If you have been treated in a hospital emergency department, you will be discharged once you respond well to the treatment.
- You may be asked to see your primary-care provider or an asthma specialist (allergist or pulmonologist) in the next day or two.
- If your symptoms return, or if you begin to feel worse, you should immediately contact your health-care provider or return to the emergency department.
Asthma is a long-term disease, but it can be managed. Your active involvement in treating this disease is vitally important.
- Take your prescribed medications as directed, both controller and rescue medications.
- See your health-care provider regularly according to the recommended schedule.
- Avoid any known triggers.
- If you smoke, quit.
- By following these steps, you can help minimize the frequency and severity of your asthma attacks.
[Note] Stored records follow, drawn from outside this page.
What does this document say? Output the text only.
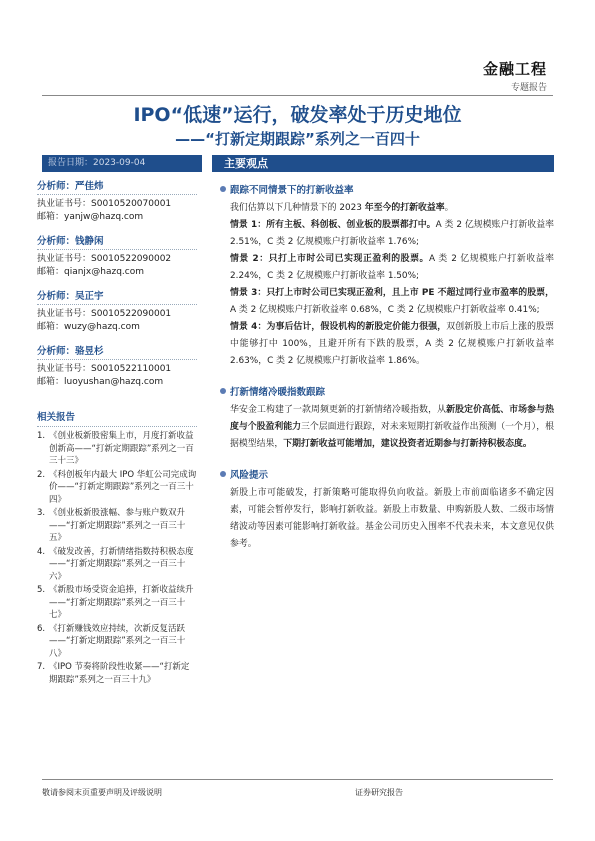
金融工程
专题报告
IPO“低速”运行，破发率处于历史地位
——“打新定期跟踪”系列之一百四十
报告日期：2023-09-04	主要观点
分析师：严佳炜
执业证书号：S0010520070001
邮箱：yanjw@hazq.com
分析师：钱静闲
执业证书号：S0010522090002
邮箱：qianjx@hazq.com
分析师：吴正宇
执业证书号：S0010522090001
邮箱：wuzy@hazq.com
分析师：骆昱杉
执业证书号：S0010522110001
邮箱：luoyushan@hazq.com
相关报告
1. 《创业板新股密集上市，月度打新收益创新高——“打新定期跟踪”系列之一百三十三》
2. 《科创板年内最大 IPO 华虹公司完成询价——“打新定期跟踪”系列之一百三十四》
3. 《创业板新股涨幅、参与账户数双升——“打新定期跟踪”系列之一百三十五》
4. 《破发改善，打新情绪指数持积极态度——“打新定期跟踪”系列之一百三十六》
5. 《新股市场受资金追捧，打新收益续升——“打新定期跟踪”系列之一百三十七》
6. 《打新赚钱效应持续，次新反复活跃——“打新定期跟踪”系列之一百三十八》
7. 《IPO 节奏将阶段性收紧——“打新定期跟踪”系列之一百三十九》
跟踪不同情景下的打新收益率

我们估算以下几种情景下的 2023 年至今的打新收益率。

情景 1：所有主板、科创板、创业板的股票都打中。A 类 2 亿规模账户打新收益率 2.51%，C 类 2 亿规模账户打新收益率 1.76%;

情景 2：只打上市时公司已实现正盈利的股票。A 类 2 亿规模账户打新收益率 2.24%，C 类 2 亿规模账户打新收益率 1.50%;

情景 3：只打上市时公司已实现正盈利，且上市 PE 不超过同行业市盈率的股票，A 类 2 亿规模账户打新收益率 0.68%，C 类 2 亿规模账户打新收益率 0.41%;

情景 4：为事后估计，假设机构的新股定价能力很强，双创新股上市后上涨的股票中能够打中 100%，且避开所有下跌的股票，A 类 2 亿规模账户打新收益率 2.63%，C 类 2 亿规模账户打新收益率 1.86%。

打新情绪冷暖指数跟踪

华安金工构建了一款周频更新的打新情绪冷暖指数，从新股定价高低、市场参与热度与个股盈利能力三个层面进行跟踪，对未来短期打新收益作出预测（一个月），根据模型结果，下期打新收益可能增加，建议投资者近期参与打新持积极态度。

风险提示

新股上市可能破发，打新策略可能取得负向收益。新股上市前面临诸多不确定因素，可能会暂停发行，影响打新收益。新股上市数量、申购新股人数、二级市场情绪波动等因素可能影响打新收益。基金公司历史入围率不代表未来，本文意见仅供参考。

敬请参阅末页重要声明及评级说明	证券研究报告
Asthma is now treated in a step-wise approach.
- Intermittent asthma is treated with a rescue inhaler which is only used for symptoms.
- Persistent asthma requires the use of maintenance medication, usually initially an inhaled steroid, but other medications such as leukotriene inhibitors are also used. The more severe the asthmatic condition, the more maintenance medications are required, and therapy is "stepped up." These additional medications include the long-acting beta agonists, oral steroids, and in some cases, theophyllines or omalizumab.
- As asthma improves, decreasing the amount of medication (under a physician's guidance) and in some cases, stopping some of the medication may be indicated. This is referred to as "stepping down" therapy.